“The Center of the Middle of Nowhere” is where we turned up for brunch in northern Wisconsin on a Tuesday morning. Along a forested stretch of highway a converted 1940s train car was packed with locals and a few of us the hostess affectionately identified as “newbies”. Lake Superior is only about 25 miles away, and some visitors pass through this area en route to their lake cabin or campsite. “Popular” is a relative term in such a remote setting, but Delta Diner could at least be described as bustling that day, and it’s safe to say this hole in the wall is putting the tiny non-town of Delta on the Midwestern foodie map.
My dad moved to the wilderness about 50 miles from here, and his neighbor tipped him off about it. The diner’s gotten some outside attention after word-of-mouth made its way to the press rooms. They even have a website, where you can buy your Delta Diner merch and find out about the Burger Monday policy. (Burgers are not served Tuesday through Sunday!) I wish I had discovered this place, or that it was maybe a dream I had, but it’s for real and I would be doing Wisconsin itself a disservice to keep quiet about it. Beer and cheese curds alone do not a state tourism campaign make.
The kitchen was bustling, so we ordered some shakes while we waited, and the waitress came by to “walk us through” the menu. She was friendly and casual, leaning against the wall after she was finished to explain how they treat their staff. Tips are factored into the total bill and each employee is paid a higher wage accordingly. They have interns. They believe in nurturing the personal growth of their staff. Did we have any questions about that? She took her time, and she seemed to genuinely care. How long has it been since I left the Midwest, that this seeemed like a novelty?
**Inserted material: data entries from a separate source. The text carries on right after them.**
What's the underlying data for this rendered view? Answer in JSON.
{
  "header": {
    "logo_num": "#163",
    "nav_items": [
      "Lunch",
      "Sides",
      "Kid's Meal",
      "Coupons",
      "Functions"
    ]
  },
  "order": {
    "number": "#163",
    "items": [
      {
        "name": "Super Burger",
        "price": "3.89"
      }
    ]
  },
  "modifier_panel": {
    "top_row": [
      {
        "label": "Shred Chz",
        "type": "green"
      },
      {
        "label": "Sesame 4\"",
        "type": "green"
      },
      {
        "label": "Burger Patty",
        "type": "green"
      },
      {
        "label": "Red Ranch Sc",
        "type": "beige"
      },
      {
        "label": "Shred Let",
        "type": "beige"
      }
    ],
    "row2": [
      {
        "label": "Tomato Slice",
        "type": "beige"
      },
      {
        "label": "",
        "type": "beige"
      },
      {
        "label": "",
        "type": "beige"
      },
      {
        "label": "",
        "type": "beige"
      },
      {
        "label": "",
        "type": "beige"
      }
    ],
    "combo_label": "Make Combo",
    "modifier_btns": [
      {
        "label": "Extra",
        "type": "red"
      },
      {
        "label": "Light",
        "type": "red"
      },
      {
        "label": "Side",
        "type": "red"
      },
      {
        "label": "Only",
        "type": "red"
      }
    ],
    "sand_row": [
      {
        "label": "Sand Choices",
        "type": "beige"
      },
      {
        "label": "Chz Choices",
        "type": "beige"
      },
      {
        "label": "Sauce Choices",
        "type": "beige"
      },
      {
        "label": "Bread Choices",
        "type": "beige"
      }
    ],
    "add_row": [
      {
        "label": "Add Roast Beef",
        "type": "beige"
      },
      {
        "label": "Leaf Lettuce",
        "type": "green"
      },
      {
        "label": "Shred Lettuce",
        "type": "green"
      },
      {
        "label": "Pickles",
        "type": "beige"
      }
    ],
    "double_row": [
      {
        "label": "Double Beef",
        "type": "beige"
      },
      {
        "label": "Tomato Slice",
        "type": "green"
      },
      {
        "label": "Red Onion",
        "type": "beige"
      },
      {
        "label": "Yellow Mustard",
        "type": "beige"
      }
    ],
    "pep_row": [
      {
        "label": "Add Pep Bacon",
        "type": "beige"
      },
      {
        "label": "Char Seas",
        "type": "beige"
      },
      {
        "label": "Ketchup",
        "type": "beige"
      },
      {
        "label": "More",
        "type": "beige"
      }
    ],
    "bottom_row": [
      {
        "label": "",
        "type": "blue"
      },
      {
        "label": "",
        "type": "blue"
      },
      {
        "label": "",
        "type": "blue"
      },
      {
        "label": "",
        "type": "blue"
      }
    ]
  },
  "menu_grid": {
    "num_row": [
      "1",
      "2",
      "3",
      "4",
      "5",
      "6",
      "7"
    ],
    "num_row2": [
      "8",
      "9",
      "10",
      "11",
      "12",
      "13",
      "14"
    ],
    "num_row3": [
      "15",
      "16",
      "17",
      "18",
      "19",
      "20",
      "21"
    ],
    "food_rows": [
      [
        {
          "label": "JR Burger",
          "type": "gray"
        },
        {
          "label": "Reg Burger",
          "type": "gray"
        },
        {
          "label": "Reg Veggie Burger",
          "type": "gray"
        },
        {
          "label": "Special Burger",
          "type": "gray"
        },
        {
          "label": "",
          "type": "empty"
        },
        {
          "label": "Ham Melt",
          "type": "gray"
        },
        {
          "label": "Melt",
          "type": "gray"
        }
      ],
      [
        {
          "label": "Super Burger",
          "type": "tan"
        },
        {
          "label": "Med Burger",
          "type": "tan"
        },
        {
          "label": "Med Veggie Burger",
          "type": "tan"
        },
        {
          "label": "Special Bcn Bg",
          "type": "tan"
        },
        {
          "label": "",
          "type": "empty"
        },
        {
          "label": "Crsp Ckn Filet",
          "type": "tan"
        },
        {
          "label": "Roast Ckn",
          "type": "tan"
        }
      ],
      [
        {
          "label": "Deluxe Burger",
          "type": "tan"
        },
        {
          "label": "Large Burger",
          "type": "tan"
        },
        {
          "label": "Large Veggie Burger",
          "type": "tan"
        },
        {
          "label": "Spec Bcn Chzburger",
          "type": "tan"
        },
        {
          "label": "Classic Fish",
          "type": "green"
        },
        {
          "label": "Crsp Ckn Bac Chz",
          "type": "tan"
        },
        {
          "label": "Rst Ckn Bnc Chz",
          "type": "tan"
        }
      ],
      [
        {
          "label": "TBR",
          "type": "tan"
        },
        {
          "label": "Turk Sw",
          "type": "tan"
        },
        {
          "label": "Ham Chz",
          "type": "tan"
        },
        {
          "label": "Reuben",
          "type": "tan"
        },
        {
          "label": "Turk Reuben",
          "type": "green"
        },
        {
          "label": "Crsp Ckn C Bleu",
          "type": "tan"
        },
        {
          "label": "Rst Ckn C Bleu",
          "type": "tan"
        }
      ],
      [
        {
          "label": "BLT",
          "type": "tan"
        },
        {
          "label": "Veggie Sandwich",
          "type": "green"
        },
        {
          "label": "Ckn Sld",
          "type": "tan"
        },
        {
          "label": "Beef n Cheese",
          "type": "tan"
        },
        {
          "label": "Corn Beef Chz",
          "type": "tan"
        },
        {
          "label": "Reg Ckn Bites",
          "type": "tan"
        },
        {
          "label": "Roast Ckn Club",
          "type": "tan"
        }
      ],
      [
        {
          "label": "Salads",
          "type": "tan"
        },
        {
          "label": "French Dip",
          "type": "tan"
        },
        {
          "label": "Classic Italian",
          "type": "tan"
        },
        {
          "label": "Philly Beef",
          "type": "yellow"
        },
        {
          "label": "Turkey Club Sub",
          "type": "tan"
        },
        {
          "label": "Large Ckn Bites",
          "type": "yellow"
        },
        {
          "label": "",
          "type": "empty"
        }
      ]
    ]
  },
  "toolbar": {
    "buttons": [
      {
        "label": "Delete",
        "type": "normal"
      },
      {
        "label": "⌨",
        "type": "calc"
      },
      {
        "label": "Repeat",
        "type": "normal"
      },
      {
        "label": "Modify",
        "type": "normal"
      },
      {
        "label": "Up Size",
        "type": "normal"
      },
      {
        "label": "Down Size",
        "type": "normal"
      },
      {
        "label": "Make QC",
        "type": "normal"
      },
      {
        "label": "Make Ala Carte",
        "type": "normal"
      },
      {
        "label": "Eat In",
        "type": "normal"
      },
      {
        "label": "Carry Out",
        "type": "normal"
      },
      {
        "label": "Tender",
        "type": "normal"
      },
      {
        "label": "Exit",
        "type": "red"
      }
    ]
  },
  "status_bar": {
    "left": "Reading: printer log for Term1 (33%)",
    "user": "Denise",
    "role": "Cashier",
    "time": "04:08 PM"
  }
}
The menu varies a little with each passing day, but the “blue plate” specials that day were Norwegian pancakes, french toast stuffed with mascarpone cheese, bacon-eggs-toast, a cheeseburger omelette (big points for upping the American ante), The Big Boy, Pedro’s Mex Benny, a breakfast “sammich”, and The Lucky Denny. Their standard menu also offered sandwiches — the PBLT, grilled cheese or deli meats, as well as deep-fried mac-n-cheese, onion rings and fries. Also, delightfully, mimosas are on the drinks menu next to beer, wine and the requisite malts and shakes.
The food arrived within about 20 minutes and was consumed within 10. There wasn’t a bad choice on our table, and where the chefs sought to mix up the traditional diner menu, they succeeded in spades. The pancakes came with a pat of vanilla-bourbon butter. My PBLT was enriched with battered local perch and rugged fries, all predictably hearty but balanced with strikingly fresh veggies. And if you think a cheeseburger omelette is pushing the envelope, you did not behold my sister’s Pedro’s Mex Benny: a Mexican variation on eggs Benedict that boasted green chili cornbread, softly poached eggs, chipotle peppers and chorizo. All framed by a serving of toast that, frankly, could have been a meal on its own.
Delta Diner pushes the kitsch buttons in its design, all bright and retro, and pushes them hard. This is exactly the place you want to show your friend from another country, or even another state. But those who turn a blind eye to cultural nostalgia will still walk away with a full stomach and vivid memories of imaginative, intensely flavored dishes. This kind of food reminds us of our American heritage while acknowledging that we’ve moved beyond bland and canned. It was a privilege, in this case, to be stuck in the middle of nowhere.